Камера, в которую меня заключили, хоть и находится в подземном узилище, все же лучшая из всех, где мне до сих пор доводилось пребывать. Тюремщик настроен весьма дружелюбно. Каждый день мне подают свежие креветки и съедобных моллюсков, которых, как поведал мне тюремщик, приносит с залива некто, не желавший называть своего имени.
* * *Мальчик родился в конце июня. Роды прошли легко, однако новорожденный оказался крайне слабым. Мэри почти не спала ночами, беспрестанно беспокоясь о ребенке, она довела себя до такого состояния нервного истощения, что в конце концов молоко пропало, и Элис, которая родила чуть раньше, пришлось грудью кормить малыша. По определенным причинам эта спасительная помощь от постороннего для нее, хотя и близкого, человека внезапно вызвала приступ самой безудержной и яростной ревности; всякий раз, как подруга брала на руки мальчика, Мэри едва с ума не сходила, и бедняжке Элис было даже страшно отправляться в гостиницу «Рыбка». Том же убеждал ее, что она просто должна это делать ради прежней их дружбы.
Несмотря на то что по календарю уже значилось лето, погода в долине стояла довольно холодная, и ребенок сначала подхватил бронхит, который затем перешел в воспаление легких. Мэри с безумным неистовством ухаживала за малышом, нянчила его, в отчаянии беспрерывно заглядывая в медицинские книги и готовя для него все новые и новые настойки и отвары из лечебных трав. Она даже послала в Кокермаут за врачом, а тем временем сама слегла от нервного и физического истощения, пытаясь спасти ребенка. Но все напрасно. Он умер спустя три недели после рождения, и лишь несколько человек смогли стоически вынести мучительные рыдания Мэри и ее глубокое отчаяние.

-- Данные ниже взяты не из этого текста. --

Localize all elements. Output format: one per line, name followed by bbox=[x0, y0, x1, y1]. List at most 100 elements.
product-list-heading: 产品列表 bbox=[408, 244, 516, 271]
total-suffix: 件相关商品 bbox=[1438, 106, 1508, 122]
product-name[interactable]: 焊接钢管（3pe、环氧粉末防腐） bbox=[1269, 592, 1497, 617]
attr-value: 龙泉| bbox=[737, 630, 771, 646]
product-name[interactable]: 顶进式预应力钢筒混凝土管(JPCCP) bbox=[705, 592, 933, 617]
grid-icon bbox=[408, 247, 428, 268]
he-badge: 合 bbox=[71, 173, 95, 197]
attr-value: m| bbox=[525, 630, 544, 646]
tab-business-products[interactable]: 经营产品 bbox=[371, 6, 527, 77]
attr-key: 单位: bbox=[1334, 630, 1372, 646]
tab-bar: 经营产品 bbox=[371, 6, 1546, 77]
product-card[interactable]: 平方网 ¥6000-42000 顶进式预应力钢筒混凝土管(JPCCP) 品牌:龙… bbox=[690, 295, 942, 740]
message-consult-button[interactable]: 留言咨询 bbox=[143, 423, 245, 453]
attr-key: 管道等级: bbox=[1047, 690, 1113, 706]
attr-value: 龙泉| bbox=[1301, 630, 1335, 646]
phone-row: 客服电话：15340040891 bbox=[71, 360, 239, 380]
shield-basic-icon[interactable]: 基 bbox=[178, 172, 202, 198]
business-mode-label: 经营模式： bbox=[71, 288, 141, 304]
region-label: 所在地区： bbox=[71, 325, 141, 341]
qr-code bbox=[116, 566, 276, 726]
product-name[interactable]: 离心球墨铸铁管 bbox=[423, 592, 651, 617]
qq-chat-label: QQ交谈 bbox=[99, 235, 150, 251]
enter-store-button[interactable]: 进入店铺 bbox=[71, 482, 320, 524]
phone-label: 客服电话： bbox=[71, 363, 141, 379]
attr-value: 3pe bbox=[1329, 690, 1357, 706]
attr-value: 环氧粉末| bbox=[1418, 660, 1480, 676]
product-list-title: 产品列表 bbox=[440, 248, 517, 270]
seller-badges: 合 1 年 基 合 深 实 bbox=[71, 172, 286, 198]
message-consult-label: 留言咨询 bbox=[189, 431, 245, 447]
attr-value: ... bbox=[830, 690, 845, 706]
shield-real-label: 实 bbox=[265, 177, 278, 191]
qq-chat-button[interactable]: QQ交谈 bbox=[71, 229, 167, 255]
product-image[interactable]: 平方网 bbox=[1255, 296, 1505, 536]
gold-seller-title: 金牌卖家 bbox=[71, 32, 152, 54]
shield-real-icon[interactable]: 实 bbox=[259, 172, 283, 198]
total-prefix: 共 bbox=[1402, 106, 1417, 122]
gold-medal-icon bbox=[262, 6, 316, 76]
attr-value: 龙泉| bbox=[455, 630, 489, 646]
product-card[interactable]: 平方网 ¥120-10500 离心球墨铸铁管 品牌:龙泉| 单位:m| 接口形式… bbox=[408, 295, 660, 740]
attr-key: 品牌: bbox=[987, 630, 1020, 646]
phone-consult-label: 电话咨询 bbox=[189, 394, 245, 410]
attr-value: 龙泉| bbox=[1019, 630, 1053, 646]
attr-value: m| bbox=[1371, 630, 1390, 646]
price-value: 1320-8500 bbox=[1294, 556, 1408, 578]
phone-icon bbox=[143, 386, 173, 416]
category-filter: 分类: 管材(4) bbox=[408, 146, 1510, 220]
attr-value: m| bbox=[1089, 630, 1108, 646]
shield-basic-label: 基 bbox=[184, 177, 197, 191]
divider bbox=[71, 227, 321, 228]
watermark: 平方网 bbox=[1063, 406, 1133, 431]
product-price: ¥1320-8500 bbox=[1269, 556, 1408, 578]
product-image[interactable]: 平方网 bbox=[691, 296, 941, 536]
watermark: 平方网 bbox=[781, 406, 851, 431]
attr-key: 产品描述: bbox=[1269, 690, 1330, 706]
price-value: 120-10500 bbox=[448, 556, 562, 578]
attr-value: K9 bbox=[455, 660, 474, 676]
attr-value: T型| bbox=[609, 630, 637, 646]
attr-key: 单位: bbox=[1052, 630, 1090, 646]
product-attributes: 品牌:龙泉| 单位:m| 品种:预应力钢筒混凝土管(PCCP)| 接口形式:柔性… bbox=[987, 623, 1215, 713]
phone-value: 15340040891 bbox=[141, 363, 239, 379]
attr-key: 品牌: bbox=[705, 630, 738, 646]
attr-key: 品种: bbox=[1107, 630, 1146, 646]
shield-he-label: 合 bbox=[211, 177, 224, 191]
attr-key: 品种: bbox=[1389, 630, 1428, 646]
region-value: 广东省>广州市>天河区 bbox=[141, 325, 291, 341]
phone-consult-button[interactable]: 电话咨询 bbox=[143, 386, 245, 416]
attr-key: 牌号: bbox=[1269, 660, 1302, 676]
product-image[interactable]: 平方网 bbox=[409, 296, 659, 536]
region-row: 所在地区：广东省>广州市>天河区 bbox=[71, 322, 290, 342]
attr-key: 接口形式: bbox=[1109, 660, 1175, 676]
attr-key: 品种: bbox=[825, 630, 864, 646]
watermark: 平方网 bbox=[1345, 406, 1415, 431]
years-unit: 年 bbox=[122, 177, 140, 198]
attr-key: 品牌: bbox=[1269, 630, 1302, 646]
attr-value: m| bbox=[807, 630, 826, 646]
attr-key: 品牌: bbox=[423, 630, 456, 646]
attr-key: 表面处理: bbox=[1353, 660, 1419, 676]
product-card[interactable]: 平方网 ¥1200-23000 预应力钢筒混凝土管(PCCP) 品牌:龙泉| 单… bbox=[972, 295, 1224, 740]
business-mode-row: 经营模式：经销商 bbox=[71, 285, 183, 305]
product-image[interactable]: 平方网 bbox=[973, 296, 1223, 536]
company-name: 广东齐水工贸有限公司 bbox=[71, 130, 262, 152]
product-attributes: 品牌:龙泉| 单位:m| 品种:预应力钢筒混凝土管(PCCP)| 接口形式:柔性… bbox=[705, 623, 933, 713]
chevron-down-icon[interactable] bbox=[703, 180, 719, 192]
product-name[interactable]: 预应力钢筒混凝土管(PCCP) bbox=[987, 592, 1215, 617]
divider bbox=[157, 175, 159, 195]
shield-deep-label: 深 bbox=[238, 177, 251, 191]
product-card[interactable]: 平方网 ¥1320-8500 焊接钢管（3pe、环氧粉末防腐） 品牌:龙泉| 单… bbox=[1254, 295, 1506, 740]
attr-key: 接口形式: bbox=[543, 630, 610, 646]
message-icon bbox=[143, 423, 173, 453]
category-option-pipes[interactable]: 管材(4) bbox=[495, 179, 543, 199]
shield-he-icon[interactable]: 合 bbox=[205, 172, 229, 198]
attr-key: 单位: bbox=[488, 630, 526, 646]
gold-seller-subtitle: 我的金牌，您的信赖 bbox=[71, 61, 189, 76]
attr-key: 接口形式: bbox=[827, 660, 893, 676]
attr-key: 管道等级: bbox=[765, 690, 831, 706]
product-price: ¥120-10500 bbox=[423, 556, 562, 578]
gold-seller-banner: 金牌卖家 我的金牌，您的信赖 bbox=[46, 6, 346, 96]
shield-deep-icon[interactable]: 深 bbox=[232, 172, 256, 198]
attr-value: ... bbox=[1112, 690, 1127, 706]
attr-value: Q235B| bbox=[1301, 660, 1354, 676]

Вордсворт написал следующие строки, посвященные Мэри и печальной судьбе ее умершего ребенка:
Она жила среди холмов в томительном покое,Где ждали деву лишь любовь и детство золотое,И, целомудрие храня, стремясь к уединенью, Красоты гор ценить могла и пестрых трав цветенье. Без низких помыслов, тревог, она жила на свете,Но час печальный, роковой настиг ее в расцвете;И вот уж спит в земле сырой, близ маленькой часовни,Ее новорожденный сын — невинный, безгреховный.Едва успев увидеть свет, обрел приют бессрочный,Смерть его душу забрала, явившись в час урочный.Покойся с миром, сын холмов, прославленный молвою,И путник, мимо проходя, поникни головою.И вопреки веленьям бурь, невзгодам и ненастьям,Мать и дитя нашли покой, отринув все несчастья.
Джон, рожденный так же как и его отец в июне, обрел упокоение.